İNSANCA KOŞULLAR TASFİYE EDİLİYOR
Geçtiğimiz hafta Zonguldak Ereğli’de bir yurttaş çatıya çıkarak intihar girişiminde bulundu. “Para değil, mama ve bez istiyorum” sözleri hafızalarımıza kazındı. Çocuğunun mama ve bez harcamalarını karşılayamayan yurttaşın isyanıdır bizim asıl gündemimiz. Bebek mamalarına takılan alarmlardır siyasi iktidarın yüzüne vurmamız gereken. Çocuklarının ağız hijyeni için gerekli olan en basit malzemeleri bile temin edemeyen, çocuklarını diş doktoruna götüremeyen, kendileri de gidemeyen anne babalardır mevzu. Halk, açlık ve yoksullukla boğuşurken nüfusun yüzde 1'lik kesiminin ülkemizi yağmalamasıdır konuşulması öncelikli olan konu. Örneğin; iktidarın propaganda mekanizması haline getirilen Diyanet İşleri Başkanlığı’nın 2025 bütçesinin 130 milyar 190 milyon TL olduğunu, üstelik her sene o dev bütçeyi aştığını, israfın sembolü olduğunu gündemden hiç düşürmemek gerekiyor.
Yargının sopa gibi kullanılarak haber alma hakkımızın engellenmeye çalışıldığı zamanlardayız. Gerçekleri yazan gazeteciler olmasa talanın boyutundan bihaber olacağız. O yüzden; Sayıştay’ın sormadığı soruları soran Çağdaş Gazeteciler Derneği (ÇGD) Ankara Şube Başkan Yardımcısı ve BirGün Muhabiri Mustafa Bildircin hakkında “Halkı yanıltıcı bilgiyi alenen yaymak” suçlamasıyla açılan davaya hep birlikte ses çıkarmamız gerekiyor. Mustafa Bildircin gibi hakikatin peşinden giden onurlu gazetecilere sahip çıkmamız elzem. Onun sayesinde; anketlerde en güvenilmez ikinci kurum olarak yer alan Diyanet İşleri Başkanlığı’nın tasarruf genelgesine hiç değmediğini, Başkan’ın yurttaşa verdiği fetvalarda, “Az ile yetinin” tavsiyelerine karşın yurtdışı gezileri ve beş yıldızlı otel toplantılarından vazgeçmediğini, başkanlığın otoparkında lüks araçların yer aldığını, garajının ışıl ışıl olduğunu öğrendik.

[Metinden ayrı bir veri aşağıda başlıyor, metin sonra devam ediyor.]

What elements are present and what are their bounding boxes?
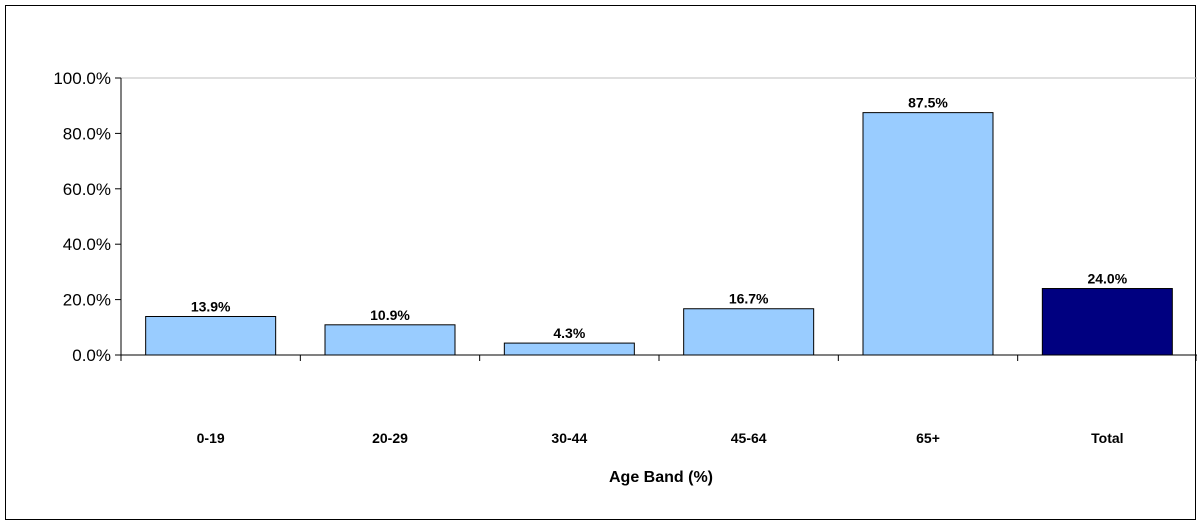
data-label: 16.7% (729, 291, 769, 307)
x-tick-label: 45-64 (731, 430, 767, 446)
data-label: 24.0% (1087, 271, 1127, 287)
bar-chart: 0.0% 20.0% 40.0% 60.0% 80.0% 100.0% 0-19 20-29… (53, 69, 1197, 486)
bar-0-19 (145, 315, 277, 356)
data-label: 87.5% (908, 95, 948, 111)
y-tick-label: 20.0% (63, 291, 111, 310)
x-axis: 0-19 20-29 30-44 45-64 65+ Total (120, 354, 1197, 446)
data-labels: 13.9% 10.9% 4.3% 16.7% 87.5% 24.0% (191, 95, 1128, 341)
x-tick-label: 65+ (916, 430, 940, 446)
data-label: 4.3% (553, 325, 585, 341)
bar-65- (862, 112, 994, 356)
x-tick-label: Total (1091, 430, 1123, 446)
bar-30-44 (503, 342, 635, 356)
x-tick-label: 0-19 (197, 430, 225, 446)
bars (145, 112, 1173, 356)
chart-frame: 0.0% 20.0% 40.0% 60.0% 80.0% 100.0% 0-19 20-29… (5, 5, 1197, 520)
y-tick-label: 0.0% (72, 346, 111, 365)
bar-total (1041, 288, 1173, 356)
data-label: 10.9% (370, 307, 410, 323)
data-label: 13.9% (191, 298, 231, 314)
y-tick-label: 60.0% (63, 180, 111, 199)
x-tick-label: 30-44 (551, 430, 587, 446)
bar-45-64 (683, 308, 815, 356)
x-tick-label: 20-29 (372, 430, 408, 446)
y-tick-label: 80.0% (63, 124, 111, 143)
y-tick-label: 100.0% (53, 69, 111, 88)
bar-20-29 (324, 324, 456, 356)
y-axis: 0.0% 20.0% 40.0% 60.0% 80.0% 100.0% (53, 69, 1197, 365)
x-axis-title: Age Band (%) (609, 469, 713, 486)
y-tick-label: 40.0% (63, 235, 111, 254)
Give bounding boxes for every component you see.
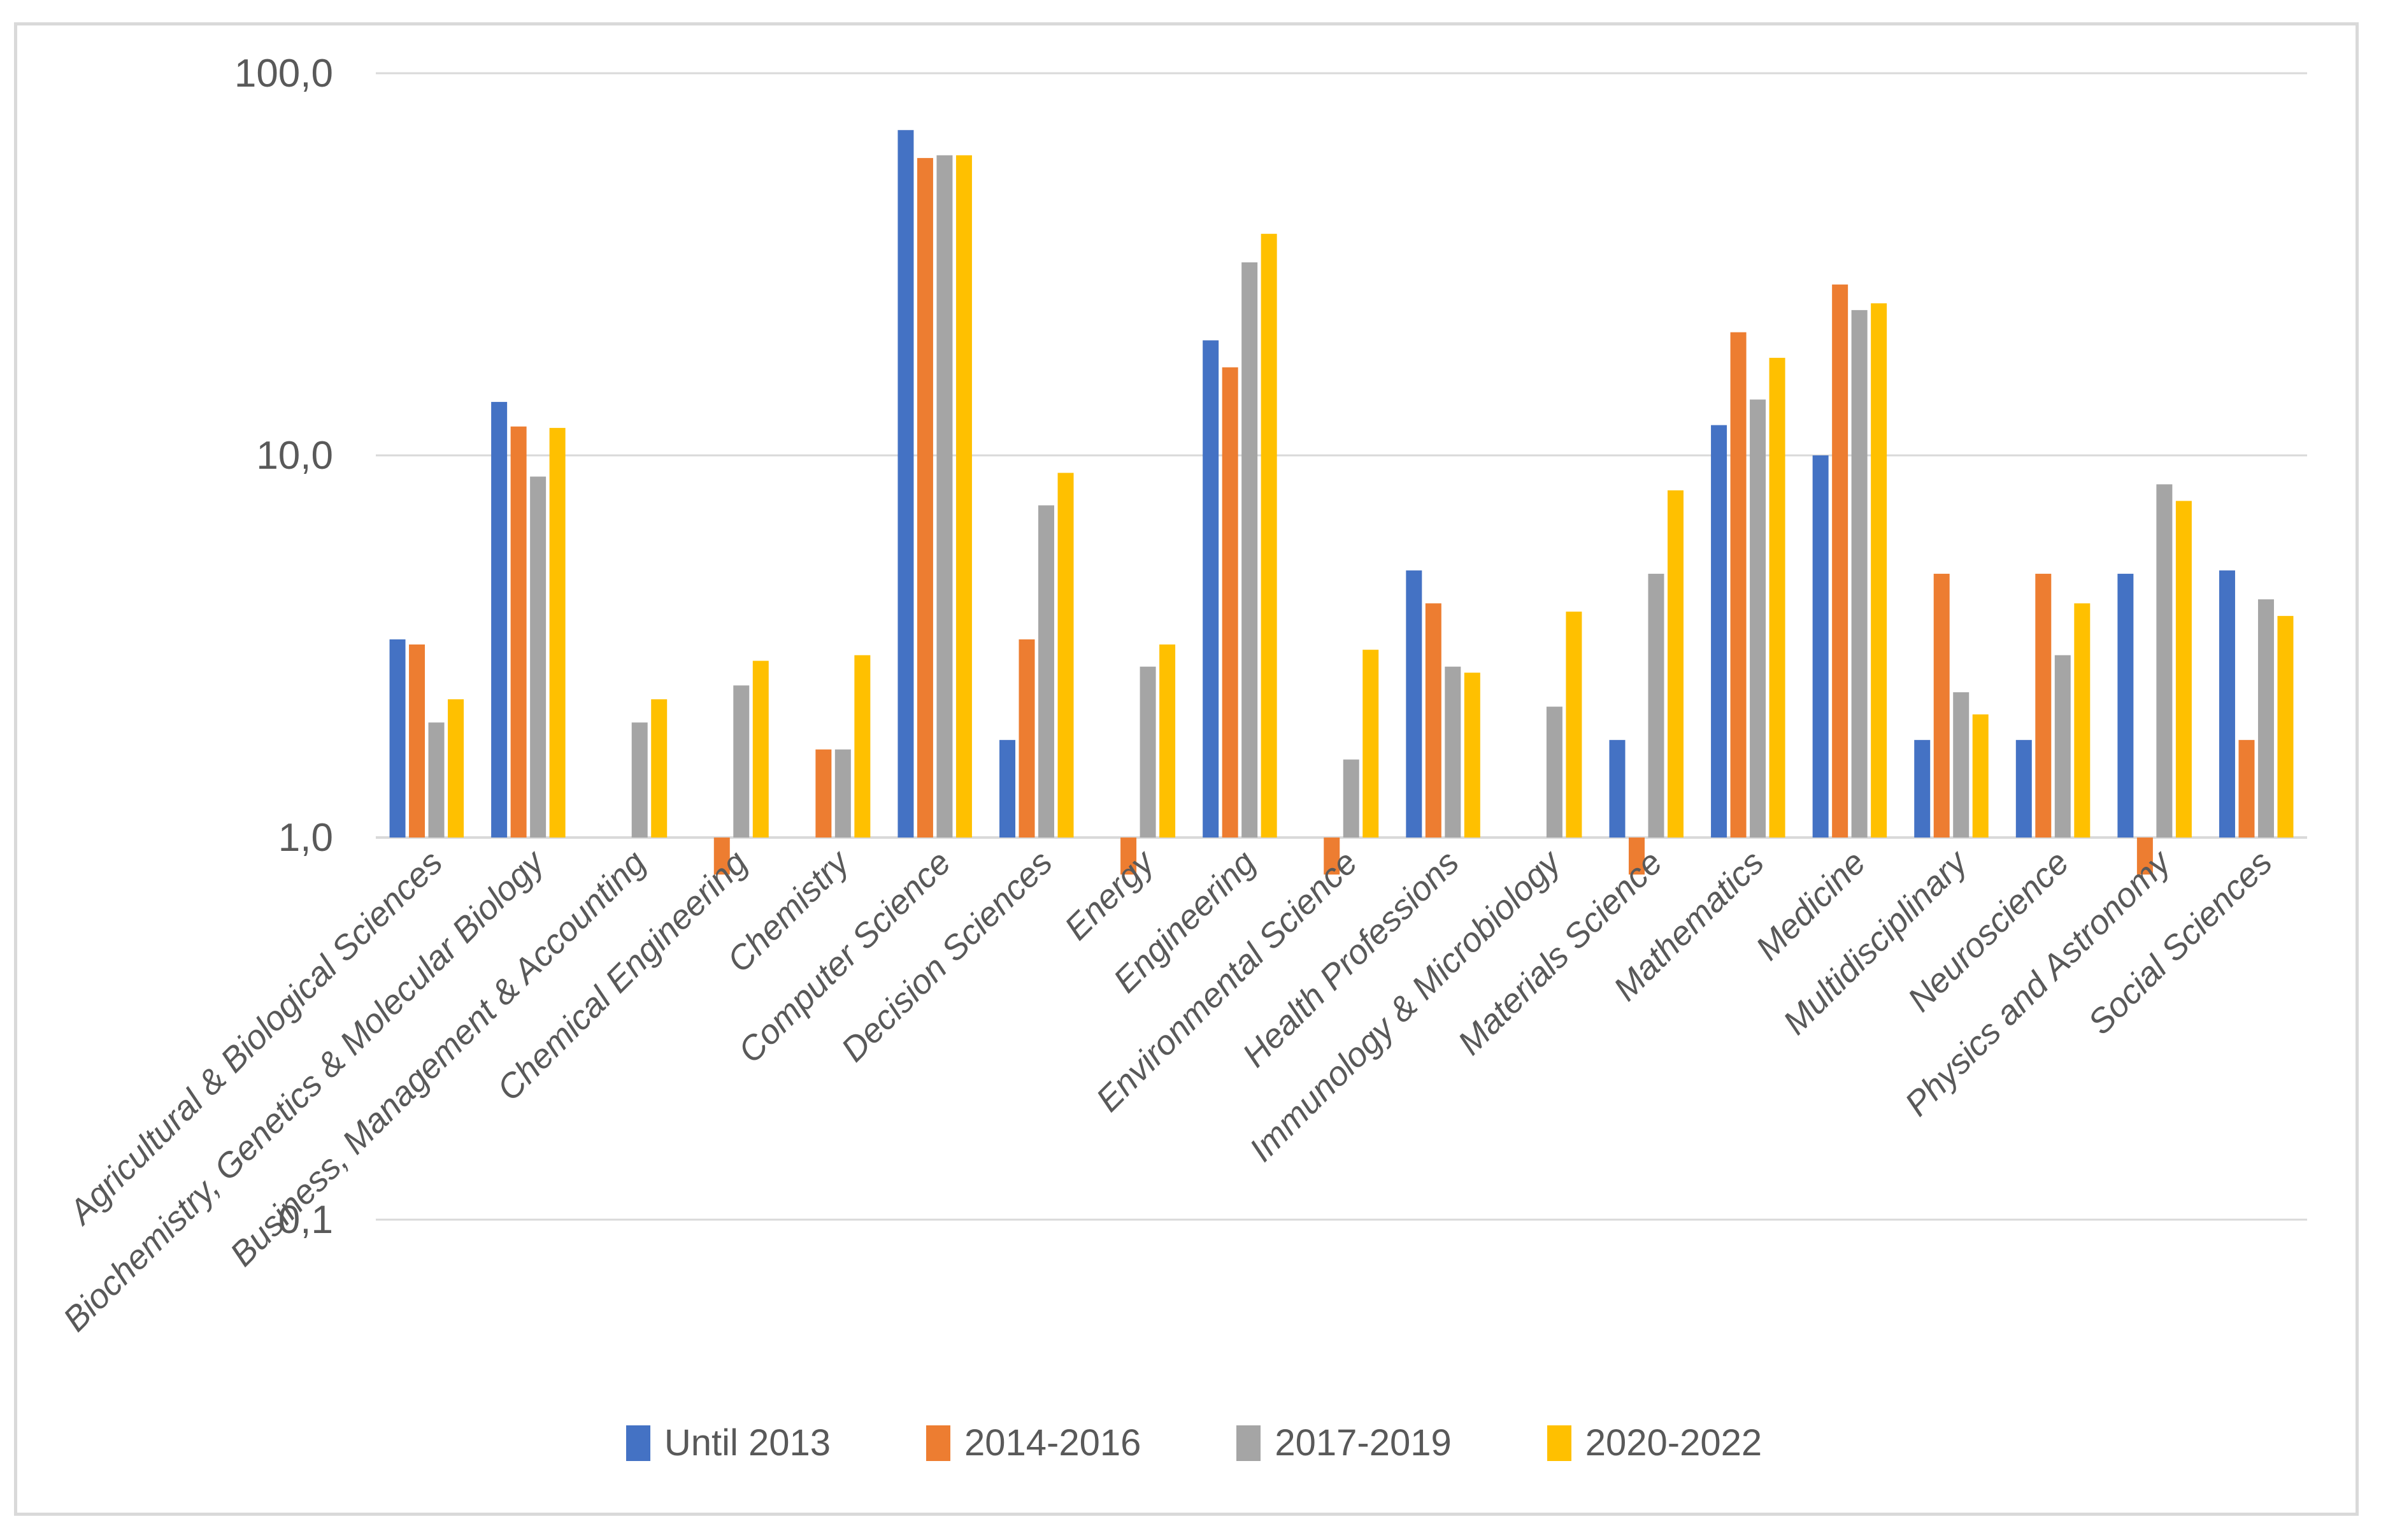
y-tick-label: 100,0 [234, 52, 333, 96]
y-tick-label: 1,0 [278, 816, 333, 860]
bar-series3-cat3 [752, 660, 769, 838]
bar-series1-cat15 [1933, 573, 1950, 838]
bar-series2-cat15 [1953, 692, 1970, 838]
bar-series1-cat1 [510, 426, 527, 838]
legend-swatch [626, 1425, 650, 1461]
bar-series3-cat5 [955, 155, 972, 838]
bar-series1-cat3 [713, 838, 730, 875]
legend-item: 2014-2016 [926, 1422, 1141, 1464]
bar-series1-cat7 [1120, 838, 1137, 875]
bar-series2-cat7 [1140, 666, 1156, 838]
category-label: Social Sciences [2081, 843, 2280, 1042]
bar-series2-cat4 [834, 749, 851, 838]
bar-series3-cat4 [854, 655, 871, 838]
bar-series3-cat8 [1261, 234, 1277, 838]
y-tick-label: 10,0 [256, 434, 333, 478]
legend-swatch [1547, 1425, 1571, 1461]
bar-series0-cat12 [1609, 739, 1626, 838]
bar-series1-cat18 [2238, 739, 2255, 838]
category-label: Biochemistry, Genetics & Molecular Biolo… [56, 842, 553, 1339]
bar-series0-cat13 [1711, 425, 1727, 838]
legend: Until 2013 2014-2016 2017-2019 2020-2022 [0, 1422, 2388, 1464]
legend-label: 2014-2016 [964, 1422, 1141, 1464]
bar-series0-cat10 [1406, 570, 1422, 838]
bar-series0-cat15 [1914, 739, 1931, 838]
bar-series3-cat17 [2175, 501, 2192, 838]
legend-swatch [1236, 1425, 1261, 1461]
bar-series2-cat1 [530, 476, 547, 838]
bar-series2-cat5 [936, 155, 953, 838]
bar-series3-cat15 [1972, 714, 1989, 838]
bar-series3-cat11 [1566, 611, 1582, 838]
bar-series1-cat16 [2035, 573, 2052, 838]
bar-series0-cat5 [897, 130, 914, 838]
bar-series2-cat18 [2257, 599, 2274, 838]
bar-series2-cat11 [1546, 706, 1562, 838]
bar-series3-cat14 [1871, 303, 1887, 838]
bar-series3-cat16 [2074, 603, 2091, 838]
bar-series2-cat0 [428, 722, 445, 838]
bar-series0-cat6 [999, 739, 1016, 838]
bar-series3-cat2 [651, 699, 668, 838]
legend-label: 2020-2022 [1585, 1422, 1762, 1464]
bar-series1-cat14 [1832, 284, 1848, 838]
category-label: Multidisciplinary [1776, 842, 1976, 1042]
category-label: Agricultural & Biological Sciences [61, 843, 450, 1232]
category-label: Business, Management & Accounting [223, 843, 654, 1274]
bar-series3-cat7 [1159, 644, 1176, 838]
bar-series1-cat9 [1324, 838, 1340, 875]
bar-series2-cat3 [733, 685, 750, 838]
bar-series2-cat9 [1343, 759, 1359, 838]
bar-series1-cat6 [1019, 639, 1035, 838]
bar-series3-cat0 [448, 699, 464, 838]
bar-series0-cat8 [1203, 340, 1219, 838]
bar-series3-cat9 [1362, 650, 1379, 838]
bar-series1-cat0 [409, 644, 425, 838]
bar-series2-cat2 [631, 722, 648, 838]
bar-series2-cat17 [2156, 484, 2173, 838]
bar-series1-cat17 [2136, 838, 2153, 875]
bar-series2-cat10 [1445, 666, 1461, 838]
bar-series2-cat12 [1648, 573, 1664, 838]
legend-item: 2020-2022 [1547, 1422, 1762, 1464]
bar-series2-cat14 [1851, 310, 1868, 838]
legend-item: Until 2013 [626, 1422, 831, 1464]
legend-label: 2017-2019 [1275, 1422, 1452, 1464]
bar-series2-cat13 [1750, 399, 1766, 838]
legend-item: 2017-2019 [1236, 1422, 1452, 1464]
bar-series3-cat1 [549, 427, 566, 838]
bar-series0-cat1 [491, 402, 508, 838]
bar-series1-cat12 [1628, 838, 1645, 875]
bar-series0-cat0 [389, 639, 406, 838]
y-tick-label: 0,1 [278, 1198, 333, 1242]
bar-series1-cat10 [1425, 603, 1441, 838]
bar-series1-cat13 [1730, 332, 1747, 838]
bar-series0-cat16 [2015, 739, 2032, 838]
bar-series2-cat6 [1038, 505, 1055, 838]
bar-series1-cat8 [1222, 367, 1238, 838]
legend-swatch [926, 1425, 951, 1461]
legend-label: Until 2013 [664, 1422, 831, 1464]
bar-series3-cat6 [1057, 473, 1074, 838]
bar-series2-cat16 [2054, 655, 2071, 838]
bar-series3-cat13 [1769, 357, 1785, 838]
bar-series1-cat4 [815, 749, 832, 838]
bar-series0-cat17 [2117, 573, 2134, 838]
bar-series2-cat8 [1241, 262, 1258, 838]
bar-series3-cat10 [1464, 673, 1480, 838]
bar-series0-cat18 [2219, 570, 2235, 838]
bar-series1-cat5 [917, 158, 933, 838]
bar-series0-cat14 [1812, 455, 1829, 838]
bar-series3-cat18 [2277, 616, 2294, 838]
bar-series3-cat12 [1667, 490, 1684, 838]
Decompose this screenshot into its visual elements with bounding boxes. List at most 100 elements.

AKP iktidarındaki lüks ve şatafatı ortaya koyan en somut kurumun Diyanet olduğunu ve Sayıştay denetçilerinin ise ilgisini çekmediğini ayan beyan ortaya koyan Mustafa Bildircin’in gazetemizdeki tüm haberlerini ve özellikle 15 Şubat 2025 tarihli haberini okumanızı tavsiye ederim.
Talanın boyutu öyle büyük ki geleceğimiz bir avuç azınlık için kurban ediliyor.
Gerçekler hakkında konuşmanın, yazmanın suç sayıldığı bu baskı ikliminde realizm ve sürrealizm farkını ortaya koymak biz yurttaşlara düşüyor. Hakikati söylemek bir cesaret işi değildir. Artık sadece hayatta kalmaya çalıştığımız bir yaşama mahkûm değiliz. Yaşanılası bir ülke için bir an önce kurtulmamız gerek bu düzenden. Bunun da tek bir yolu var: Türkiye’nin dört bir yanında örgütlenmek. Kolektif bir akılla bu ülkemizi ayağa kaldırabiliriz.